Case ID: misc_193/html/0397-01.html
Source: Caselaw Access Project
Author: {"author": "Hill, J.", "license": "Public Domain", "url": "https://static.case.law/"}
Date Created: 2024-08-24T03:29:51.129683

David Wigod et al., Plaintiffs, v. Janina Realty Corporation, Defendant.
    Supreme Court, Special Term, Queens County,
    October 15, 1948.
    
      
      Alfred Wohl for defendant.
    
      Charles Glatzer and David Goldstein for plaintiffs.
   Hill, J.

Defendant moves for judgment on the pleadings and for summary judgment pursuant to rules 112 and 113 of the Rules of Civil Practice.

In their complaint, plaintiffs set forth two causes of action, both of which seek the recovery of damages.
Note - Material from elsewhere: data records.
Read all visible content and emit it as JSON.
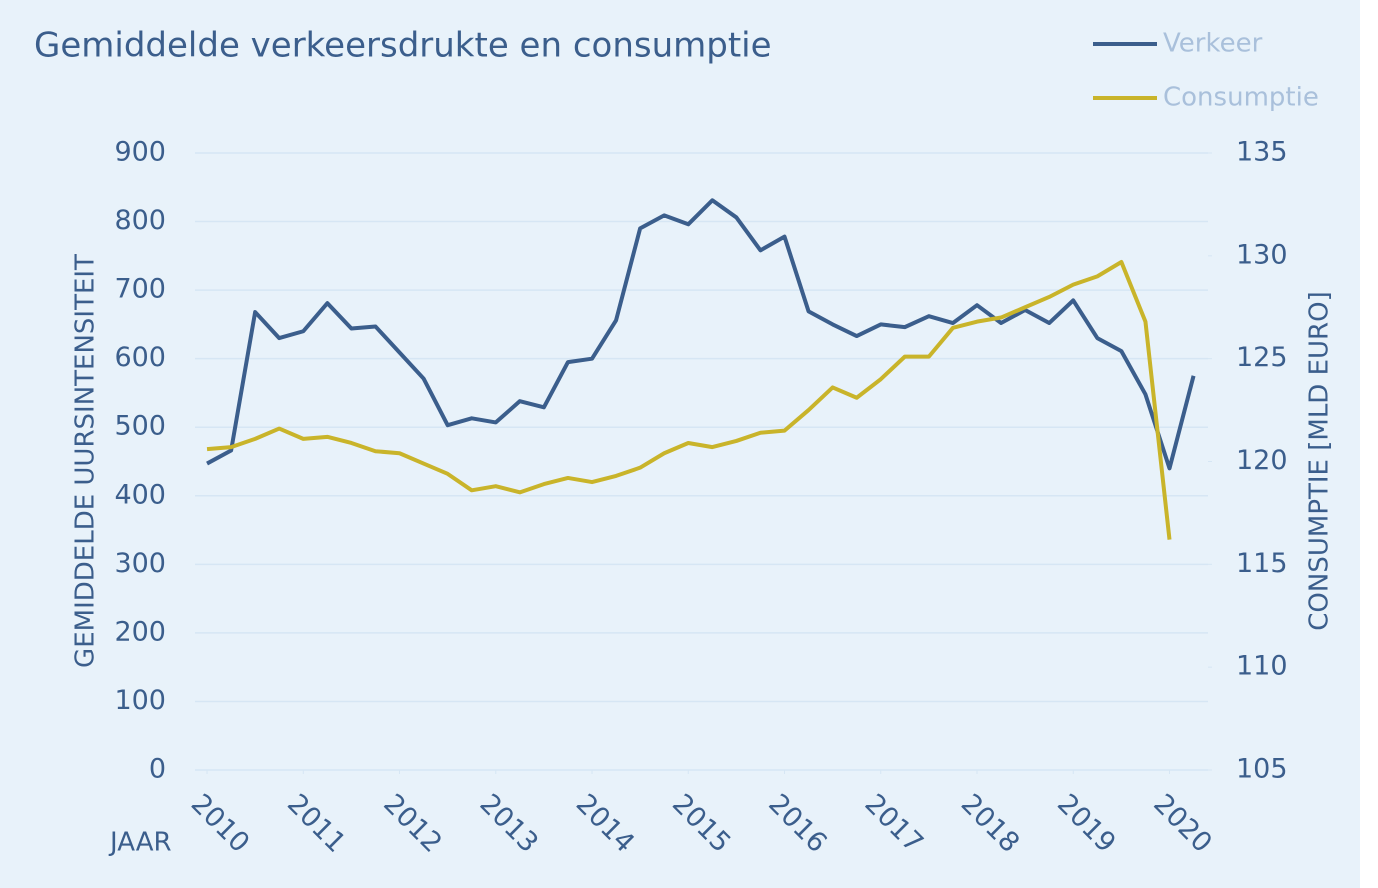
{
  "chart_data": {
    "type": "line",
    "title": "Gemiddelde  verkeersdrukte  en  consumptie",
    "xlabel": "JAAR",
    "ylabel": "GEMIDDELDE UURSINTENSITEIT",
    "y2label": "CONSUMPTIE [MLD EURO]",
    "x": [
      2010,
      2010.25,
      2010.5,
      2010.75,
      2011,
      2011.25,
      2011.5,
      2011.75,
      2012,
      2012.25,
      2012.5,
      2012.75,
      2013,
      2013.25,
      2013.5,
      2013.75,
      2014,
      2014.25,
      2014.5,
      2014.75,
      2015,
      2015.25,
      2015.5,
      2015.75,
      2016,
      2016.25,
      2016.5,
      2016.75,
      2017,
      2017.25,
      2017.5,
      2017.75,
      2018,
      2018.25,
      2018.5,
      2018.75,
      2019,
      2019.25,
      2019.5,
      2019.75,
      2020,
      2020.25
    ],
    "series": [
      {
        "name": "Verkeer",
        "color": "#3b5e8c",
        "axis": "y",
        "values": [
          447,
          466,
          668,
          630,
          640,
          681,
          644,
          647,
          609,
          571,
          503,
          513,
          507,
          538,
          529,
          595,
          600,
          656,
          790,
          809,
          796,
          831,
          806,
          758,
          778,
          669,
          650,
          633,
          650,
          646,
          662,
          652,
          678,
          652,
          671,
          652,
          685,
          630,
          611,
          548,
          440,
          575
        ]
      },
      {
        "name": "Consumptie",
        "color": "#c9b42a",
        "axis": "y2",
        "values": [
          120.6,
          120.7,
          121.1,
          121.6,
          121.1,
          121.2,
          120.9,
          120.5,
          120.4,
          119.9,
          119.4,
          118.6,
          118.8,
          118.5,
          118.9,
          119.2,
          119.0,
          119.3,
          119.7,
          120.4,
          120.9,
          120.7,
          121.0,
          121.4,
          121.5,
          122.5,
          123.6,
          123.1,
          124.0,
          125.1,
          125.1,
          126.5,
          126.8,
          127.0,
          127.5,
          128.0,
          128.6,
          129.0,
          129.7,
          126.8,
          116.2,
          null
        ]
      }
    ],
    "xlim": [
      2009.875,
      2020.4
    ],
    "xticks": [
      2010,
      2011,
      2012,
      2013,
      2014,
      2015,
      2016,
      2017,
      2018,
      2019,
      2020
    ],
    "ylim": [
      0,
      900
    ],
    "yticks": [
      0,
      100,
      200,
      300,
      400,
      500,
      600,
      700,
      800,
      900
    ],
    "y2lim": [
      105,
      135
    ],
    "y2ticks": [
      105,
      110,
      115,
      120,
      125,
      130,
      135
    ],
    "grid": true,
    "legend": "top-right"
  }
}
The first cause of action is brought pursuant to the provisions of paragraph (3) of subdivision (h) of section 8 of the Business Rent Law (L. 1945, ch. 314, as amd.), and the second is to recover damages for common-law fraud. Under the first cause of action the plaintiffs allege that the landlord, by letter dated January 15, 1948, fraudulently induced them to vacate a store which they had occupied after the expiration of their lease, and failed to thereafter occupy the same for its own use. No proceedings of any kind, nature or description were instituted by the landlord to recover possession of the premises, it appearing that the tenants complied with the landlord’s request, as contained in the letter aforesaid.

The second cause of action is insufficient insofar as it seeks to recover damages for common-law fraud (Rosenbluth v. Sackadorf, 274 App. Div. 794 , revg. 190 Misc. 665).

The statute upon which the plaintiffs base their first cause of action is in derogation of common law, is penal in its nature, and must be strictly construed. The verbiage of the statute gives such cause of action in cases where the tenant has been “ dispossessed ”. The court is of the opinion that the mere sending of the letter does not constitute a dispossess within the meaning of the statute, albeit the court must assume, as a matter of pleading, that the tenant, in removing from the premises, relied upon the letter.

In law the term “ dispossess ” has a definite meaning, Le., it connotes a proceeding to dispossess (Mattoon v. Monroe, 21 Hun 74, 81). The mere institution of a proceeding to dispossess has been held sufficient upon which to predicate a cause of action for fraud for the reason that in instituting a proceeding a landlord uses the court and its process as a conduit for the perpetration of the fraud. Accordingly, the court holds that the letter of January 15, 1948, annexed to plaintiffs’ complaint, cannot be deemed a dispossess within the purview of the statute upon which the plaintiffs rely for their first cause of action.

Motion for judgment on the pleadings pursuant to rule 112 of the Rules of Civil Practice is granted and plaintiffs’ complaint is dismissed.

Submit order. 
      
      
         Since affd. without opinion 298 N. Y. 761.— [Rep.